University spending on library books has nearly halved during the years of Conservative rule, according to the Publishers Association.
In the old university sector, spending on books has plummeted by 45.1 per cent in real terms (RPI) since 1978/79. Last year, universities spent Pounds 22.1 million on books. But to keep pace with inflation since the 1970s, they should have spent Pounds 40 million. Every university recorded a cut except Oxford, with a modest 4.1 per cent increase in 16 years. The London Business School has seen the biggest cut, some 82.4 per cent.

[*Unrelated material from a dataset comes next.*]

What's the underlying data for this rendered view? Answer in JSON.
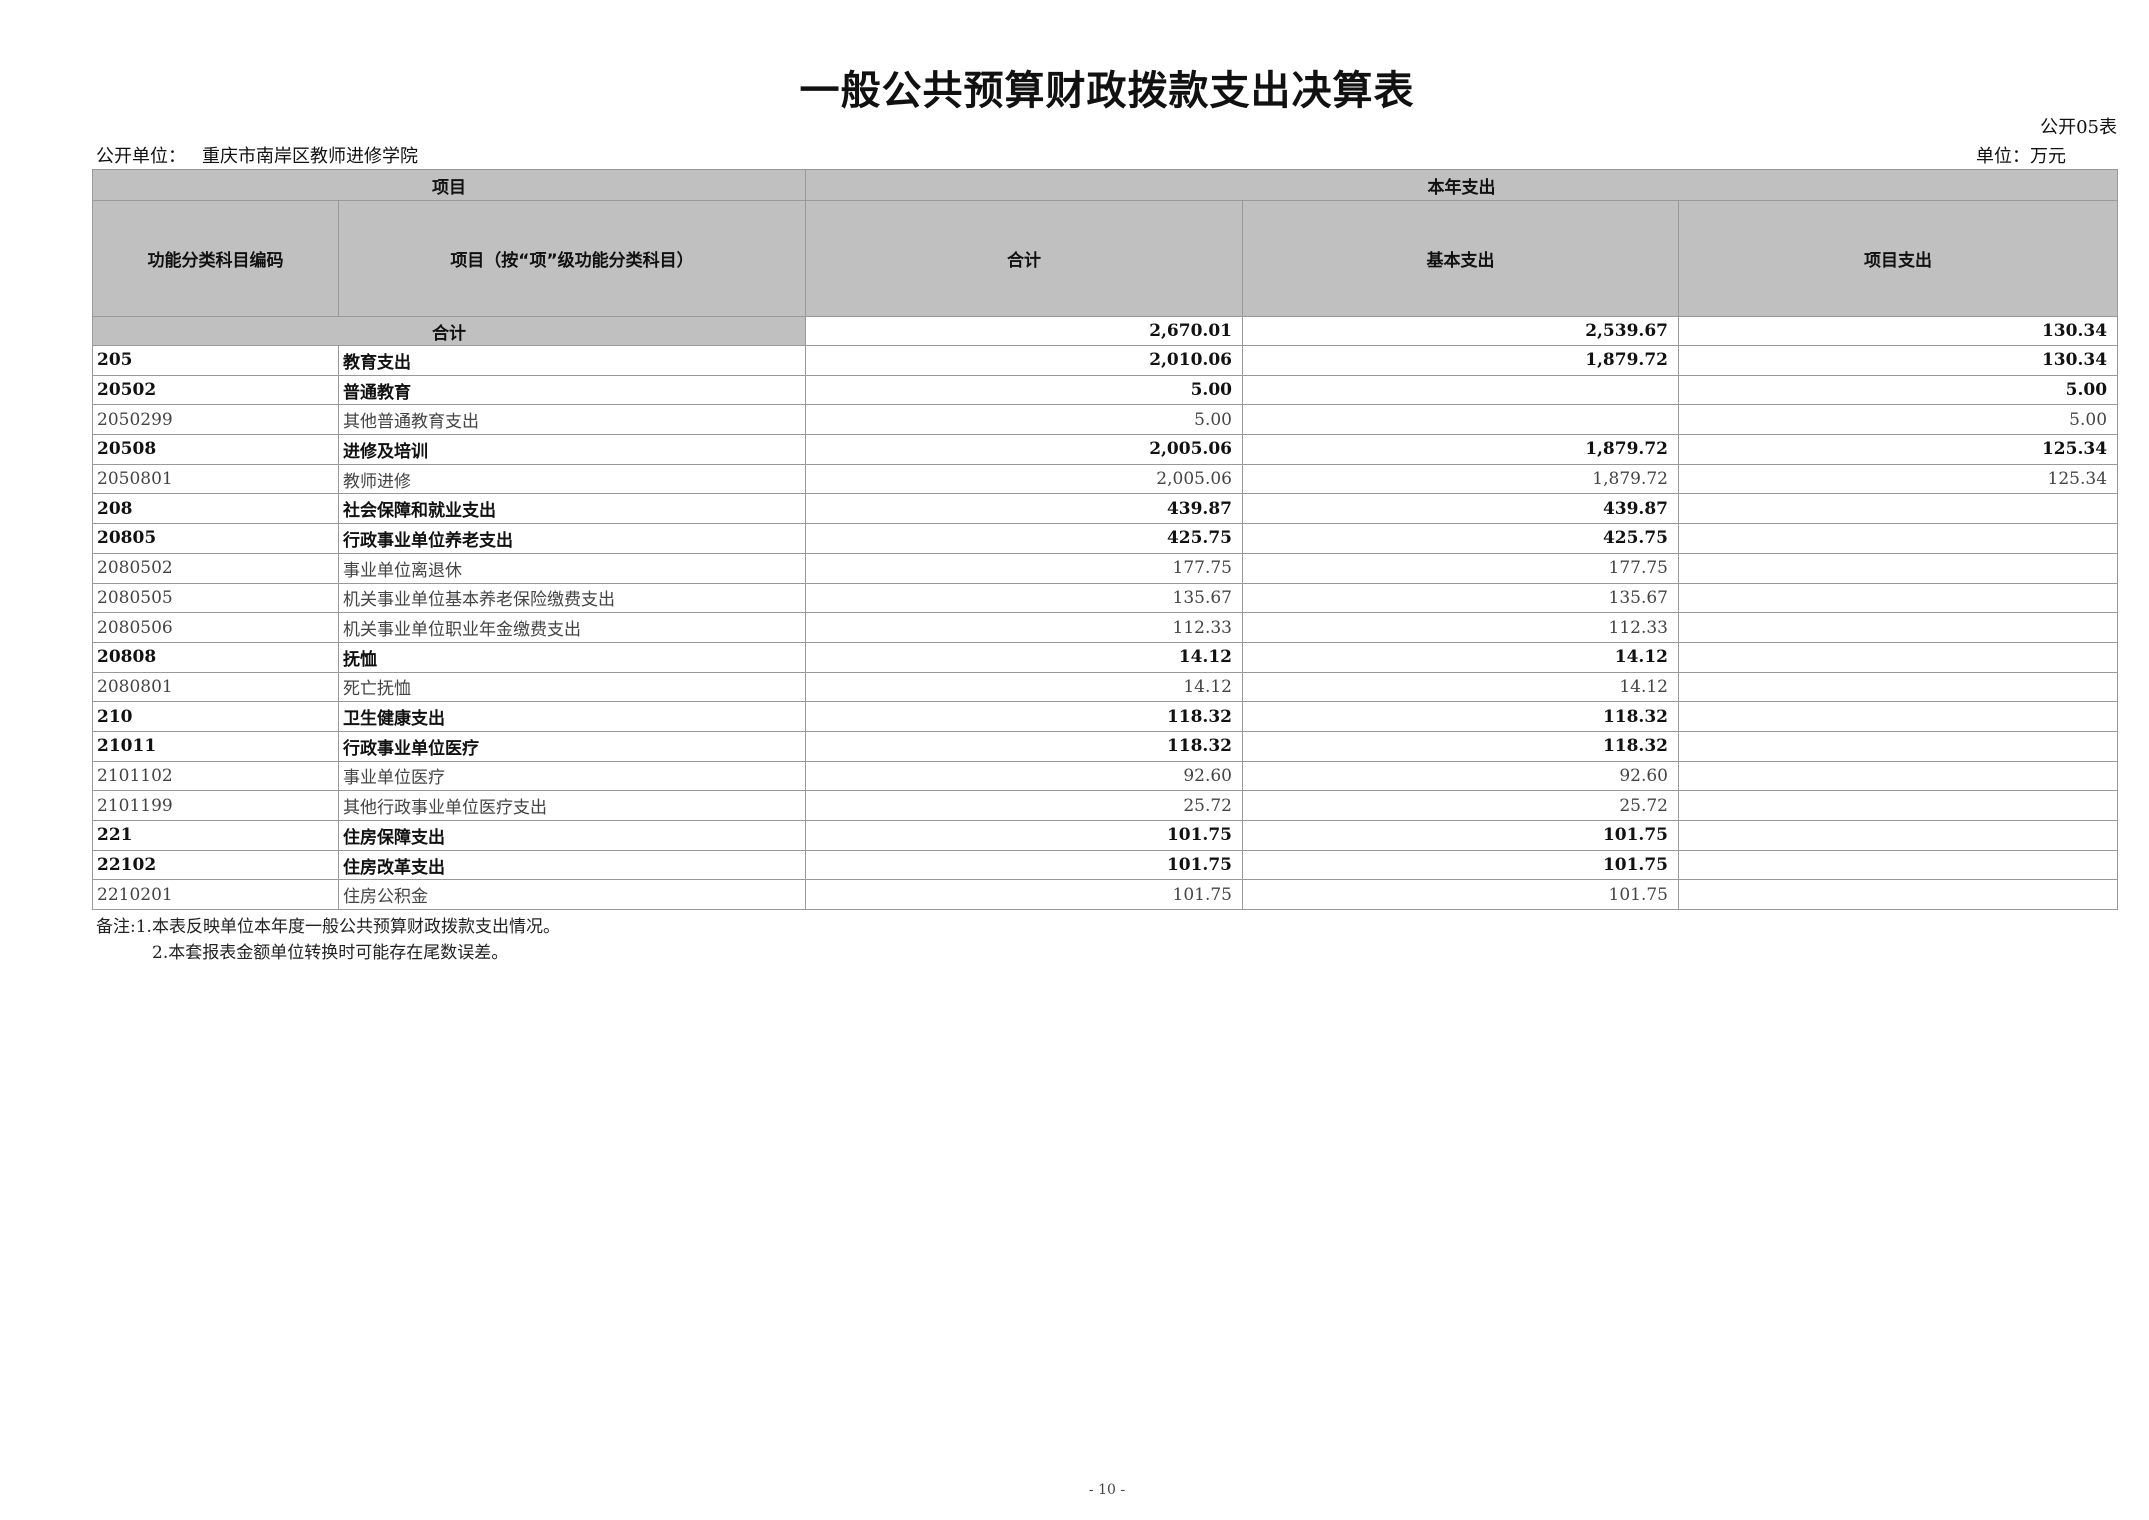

There is a wide gulf between old universities, with Cambridge spending Pounds 122.68 per student and UMIST spending just Pounds 23. But the figures show that some younger universities are outspending their more traditional rivals. Dundee, spending Pounds 60.43 per student, appears in the top five institutions, ahead of St Andrews, which spends Pounds 51.47. Also, major metropolitan universities like Birmingham and Liverpool are now spending considerably less per student than many ex-polytechnics.
But generally, the new universities have fared worse than their more traditional counterparts. Books spending has fallen by 49.4 per cent, and although Sunderland allocates Pounds 66.99 per student, which would place it fourth in the old university league, All those in the bottom four places are new universities.
The new universities have also made more severe cuts in spending on periodicals. Across the board, new universities spend Pounds 26.67 per student, a fall of 21.1 per cent, whereas old universities spent Pounds 73.90 per student, an increase of 6.3 per cent. Among old universities, just under half have cut the budget for learned journals, including universities which cherish a strong research reputation, like Durham, Warwick and Birmingham. Warwick spent Pounds 698,000 in 1993/94 instead of Pounds 892,000 at 1978/79 prices. Added to a 51.6 per cent drop in book spending, Warwick is now spending Pounds 70 less per student in real terms.
Amid this gloom, which the Publishers Association calls "dismal", there are, according to John Davies of the Council of Academic and Professional Publishers, "some signs that universities have made some effort to slow down or even improve this process of decline over the last two years".
Leicester University has increased its spending on books by 54.4 per cent. Even more dramatic, Sunderland University has seen its book spending jump by 164.2 per cent.